Nuclear fission

This chapter will cover the nuclear fission option as a future energy supply, and will essentially address the question: can nuclear fission plug the gap until the potential of nuclear fusion is actually realized? (The potential for fusion is considered in detail chapter 7.) To put this question into context, let us first look at some of the key issues associated with nuclear fission, which currently supplies around one fifth of the UK’s electricity.

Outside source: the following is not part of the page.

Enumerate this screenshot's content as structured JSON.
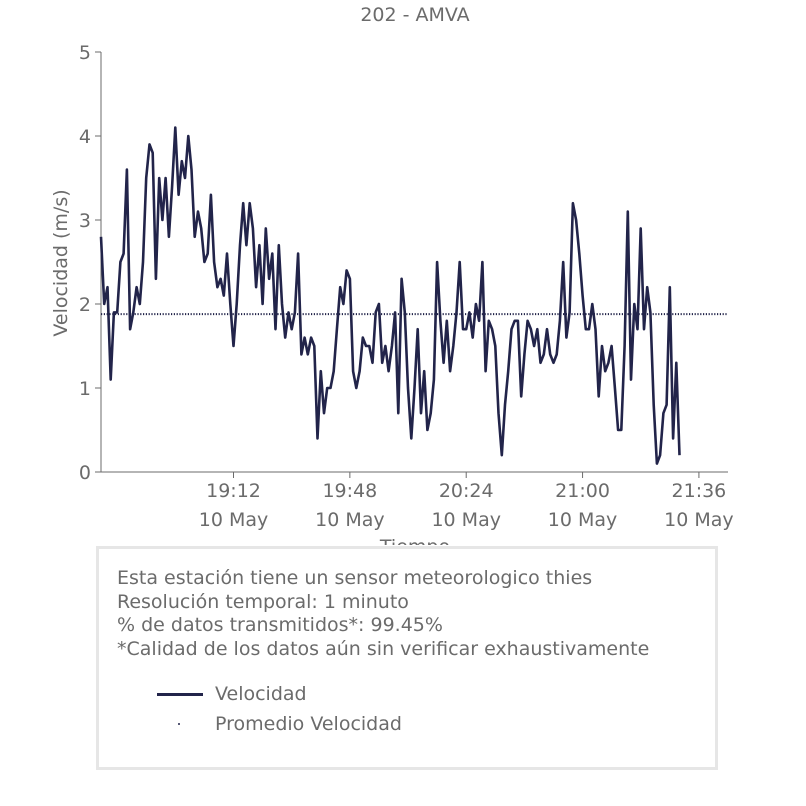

Most large scale power stations produce electricity by generating steam, which is used to power a turbine. In a nuclear power station, the principle is the same, but instead of burning coal, oil, or gas to turn water into steam, the heat energy comes from a nuclear reactor. A reactor contains nuclear fuel, which remains in place for several months at a time, but over that time it generates a huge amount of energy. The fuel is usually made of uranium, often in the form of small pellets of uranium dioxide, a ceramic, stacked inside hollow metal tubes or fuel rods, which can be anything from a metre to four metres in length, depending on the reactor design. Each rod is about the diameter of a pencil, and the rods are assembled into carefully designed bundles, which in turn are fixed in place securely within the reactor. There are two isotopes (or different types) of uranium, and only one of these is a material which is ‘fissionable’—that is to say, if an atom of this uranium isotope is hit by a neutron, then it can split into two smaller atoms, giving off energy in the process and also emitting more neutrons. This, and other pathways, are illustrated in Fig. 6.1 (Source: CEA). Controlling the reaction, so that the energy from the fission of uranium atoms is given out slowly over a period of years, requires two aspects of the process to be carefully balanced. 1. First, there must be enough fissile atoms in the fuel so that—on average— each fission leads to exactly one other. Any fewer, and the reaction will die away.